Finally, as outlined above organisations campaigning against reforms that would facilitate the work of libraries can also seem to have larger numbers of lawyers or government affairs specialists. This can make them look more formidable in general, as well as give the impression of complexity, both to advocate for reform and politicians themselves who, perhaps understandably, are uncomfortable about taking on topics that are difficult. 

This blog has focused on where fear can play a role in shaping both the way that copyright is applied, and even discussions about legislative change. It has also suggested that this fear is something that is not inevitable, but could well be generated and sustained by those with an interest in more restrictive rules and preventing progressive reforms. 

Crucially, however, we can combat these fears through a combination of training, policy and legal change. This is key to what we’re working to achieve through Knowledge Rights 21. 

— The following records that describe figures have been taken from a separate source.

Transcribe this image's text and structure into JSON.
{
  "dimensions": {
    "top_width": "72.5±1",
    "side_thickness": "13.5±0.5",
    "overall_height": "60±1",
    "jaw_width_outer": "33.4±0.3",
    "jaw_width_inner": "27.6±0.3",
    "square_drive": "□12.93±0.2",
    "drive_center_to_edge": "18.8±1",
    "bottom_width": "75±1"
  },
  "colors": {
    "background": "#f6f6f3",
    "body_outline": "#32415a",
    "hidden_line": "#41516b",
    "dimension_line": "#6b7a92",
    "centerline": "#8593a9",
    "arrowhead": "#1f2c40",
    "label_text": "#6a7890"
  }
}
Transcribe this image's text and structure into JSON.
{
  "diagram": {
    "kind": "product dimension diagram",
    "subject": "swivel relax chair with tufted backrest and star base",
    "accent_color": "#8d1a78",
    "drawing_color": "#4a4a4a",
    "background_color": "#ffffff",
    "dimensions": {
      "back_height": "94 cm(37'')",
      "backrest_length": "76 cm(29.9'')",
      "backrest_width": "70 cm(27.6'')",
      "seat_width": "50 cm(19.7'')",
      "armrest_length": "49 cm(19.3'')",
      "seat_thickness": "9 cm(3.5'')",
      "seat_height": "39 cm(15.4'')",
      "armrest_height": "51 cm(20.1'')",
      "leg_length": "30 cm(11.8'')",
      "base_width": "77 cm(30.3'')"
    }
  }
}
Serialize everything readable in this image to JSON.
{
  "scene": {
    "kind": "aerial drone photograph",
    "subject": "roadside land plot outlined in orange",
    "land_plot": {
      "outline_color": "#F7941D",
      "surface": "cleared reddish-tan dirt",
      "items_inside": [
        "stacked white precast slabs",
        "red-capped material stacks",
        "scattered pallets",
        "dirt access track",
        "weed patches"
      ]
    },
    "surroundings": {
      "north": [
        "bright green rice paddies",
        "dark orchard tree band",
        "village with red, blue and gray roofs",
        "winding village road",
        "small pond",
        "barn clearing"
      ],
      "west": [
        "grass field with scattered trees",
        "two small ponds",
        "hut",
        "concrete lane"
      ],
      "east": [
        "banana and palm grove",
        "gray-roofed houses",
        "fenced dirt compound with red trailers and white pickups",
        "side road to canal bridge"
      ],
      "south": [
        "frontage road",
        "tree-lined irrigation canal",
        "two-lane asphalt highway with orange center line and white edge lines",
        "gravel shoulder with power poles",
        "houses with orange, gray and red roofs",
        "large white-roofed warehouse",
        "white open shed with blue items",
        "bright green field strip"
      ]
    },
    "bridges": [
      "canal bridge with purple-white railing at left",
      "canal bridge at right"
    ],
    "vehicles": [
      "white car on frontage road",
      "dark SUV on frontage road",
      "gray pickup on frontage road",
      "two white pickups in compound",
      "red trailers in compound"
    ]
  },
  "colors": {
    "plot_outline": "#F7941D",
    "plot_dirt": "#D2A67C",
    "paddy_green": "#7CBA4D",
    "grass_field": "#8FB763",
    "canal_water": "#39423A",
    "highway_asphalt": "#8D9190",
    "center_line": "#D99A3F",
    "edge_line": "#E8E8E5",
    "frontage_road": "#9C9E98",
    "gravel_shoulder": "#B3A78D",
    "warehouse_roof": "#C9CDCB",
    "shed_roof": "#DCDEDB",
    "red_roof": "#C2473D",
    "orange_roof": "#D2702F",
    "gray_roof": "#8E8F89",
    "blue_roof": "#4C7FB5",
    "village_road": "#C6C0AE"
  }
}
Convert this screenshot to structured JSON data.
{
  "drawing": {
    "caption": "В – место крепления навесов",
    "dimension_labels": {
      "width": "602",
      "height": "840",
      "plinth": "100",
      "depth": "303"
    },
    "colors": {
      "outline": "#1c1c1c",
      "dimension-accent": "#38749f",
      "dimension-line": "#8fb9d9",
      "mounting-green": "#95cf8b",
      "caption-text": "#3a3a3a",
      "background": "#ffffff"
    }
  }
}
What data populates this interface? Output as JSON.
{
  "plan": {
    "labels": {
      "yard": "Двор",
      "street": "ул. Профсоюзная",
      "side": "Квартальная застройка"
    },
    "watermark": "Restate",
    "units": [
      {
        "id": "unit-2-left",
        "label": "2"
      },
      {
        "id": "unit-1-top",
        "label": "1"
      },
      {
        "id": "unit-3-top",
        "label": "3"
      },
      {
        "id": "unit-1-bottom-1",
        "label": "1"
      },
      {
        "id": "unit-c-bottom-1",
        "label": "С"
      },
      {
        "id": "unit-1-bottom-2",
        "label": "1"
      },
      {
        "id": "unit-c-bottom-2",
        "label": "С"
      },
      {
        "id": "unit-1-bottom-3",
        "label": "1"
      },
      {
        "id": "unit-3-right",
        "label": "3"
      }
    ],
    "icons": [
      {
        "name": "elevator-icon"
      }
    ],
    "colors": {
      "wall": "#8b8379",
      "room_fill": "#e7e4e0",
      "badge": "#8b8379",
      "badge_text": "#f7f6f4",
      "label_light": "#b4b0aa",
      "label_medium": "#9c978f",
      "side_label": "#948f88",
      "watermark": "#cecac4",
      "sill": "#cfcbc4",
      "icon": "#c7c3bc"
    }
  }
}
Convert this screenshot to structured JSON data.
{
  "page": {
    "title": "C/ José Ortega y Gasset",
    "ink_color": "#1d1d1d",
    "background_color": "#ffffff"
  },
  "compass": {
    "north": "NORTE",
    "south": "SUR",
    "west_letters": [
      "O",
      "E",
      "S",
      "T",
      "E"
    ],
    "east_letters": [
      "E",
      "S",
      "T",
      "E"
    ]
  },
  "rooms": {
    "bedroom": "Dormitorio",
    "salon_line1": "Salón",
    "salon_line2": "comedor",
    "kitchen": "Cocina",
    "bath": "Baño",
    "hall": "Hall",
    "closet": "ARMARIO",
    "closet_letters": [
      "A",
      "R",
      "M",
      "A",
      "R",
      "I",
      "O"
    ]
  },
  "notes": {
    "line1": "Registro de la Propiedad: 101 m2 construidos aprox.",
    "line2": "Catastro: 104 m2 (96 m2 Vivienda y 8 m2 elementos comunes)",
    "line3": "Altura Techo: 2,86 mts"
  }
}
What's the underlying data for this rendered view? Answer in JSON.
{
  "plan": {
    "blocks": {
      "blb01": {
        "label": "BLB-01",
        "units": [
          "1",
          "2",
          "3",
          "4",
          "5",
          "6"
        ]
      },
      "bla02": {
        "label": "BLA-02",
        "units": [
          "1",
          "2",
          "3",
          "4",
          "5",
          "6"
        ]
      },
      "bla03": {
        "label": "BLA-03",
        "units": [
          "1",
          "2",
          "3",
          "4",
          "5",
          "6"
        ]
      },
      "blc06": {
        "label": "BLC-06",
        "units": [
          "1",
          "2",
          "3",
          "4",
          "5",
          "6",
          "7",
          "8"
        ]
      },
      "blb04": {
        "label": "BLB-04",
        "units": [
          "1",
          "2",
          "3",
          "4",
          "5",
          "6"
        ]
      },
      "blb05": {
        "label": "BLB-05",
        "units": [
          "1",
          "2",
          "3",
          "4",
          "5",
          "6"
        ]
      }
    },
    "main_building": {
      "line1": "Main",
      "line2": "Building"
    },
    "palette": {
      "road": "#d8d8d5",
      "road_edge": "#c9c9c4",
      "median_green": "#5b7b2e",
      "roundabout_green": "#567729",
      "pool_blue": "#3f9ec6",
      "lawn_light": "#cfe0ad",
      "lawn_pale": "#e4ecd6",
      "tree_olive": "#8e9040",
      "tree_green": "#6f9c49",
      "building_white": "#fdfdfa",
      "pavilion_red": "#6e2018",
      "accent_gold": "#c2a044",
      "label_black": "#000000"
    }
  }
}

First of all, we are working towards providing training on copyright and advocacy. This will look to complement existing offers around copyright literacy, in particular those that already promote a more positive approach (i.e. by focusing more on the rights and missions of libraries to support research and education, rather than listing what is not possible). We are looking to build wider understanding of the principles underlying copyright, so that librarians can approach it more critically, identify where change is needed, and plan how to promote this. 

Secondly, we are working to build understanding of what is already possible under law, for example by looking at where it may already be possible to carry out secure digital lending of digitised books. Our work around rights retention and open licensing, too, will help show how institutions across Europe have answered questions and responded to challenges associated with changing policies to support this.

Next, we are working to promote policy change, for example by building understanding of the value of open norms (which would help resolve many of the issues associated with overly rigid laws today), as well as to ensure legal backstops to enable digital lending, create rights to republish publicly funded research immediately, and ensure that copyright exceptions cannot be overridden by contract.

Finally, a key way of addressing these challenges is by building on the evidence base. Our work – for example around open norms and eBook markets – will, we hope, also take some of the fear out of these debates by bringing stronger evidence to the table, to the benefit of all. 

Indeed, this could even be helpful for the ‘other side’ of the debate, given that it is not only libraries, their users, and their allies who face fear and uncertainty when working with copyright. Indeed, it seems likely that rightholders themselves are also scared about the future, something that may justify a restrictive, conservative approach, at least among some. Their ways of working have also been disrupted by the emergence of digital, and with it new players – platforms and other service providers – who are looking to capture value. Major tech companies have become bogeymen whose influence is perceived everywhere. Fear too plays a role, most likely, in the positions and actions they take.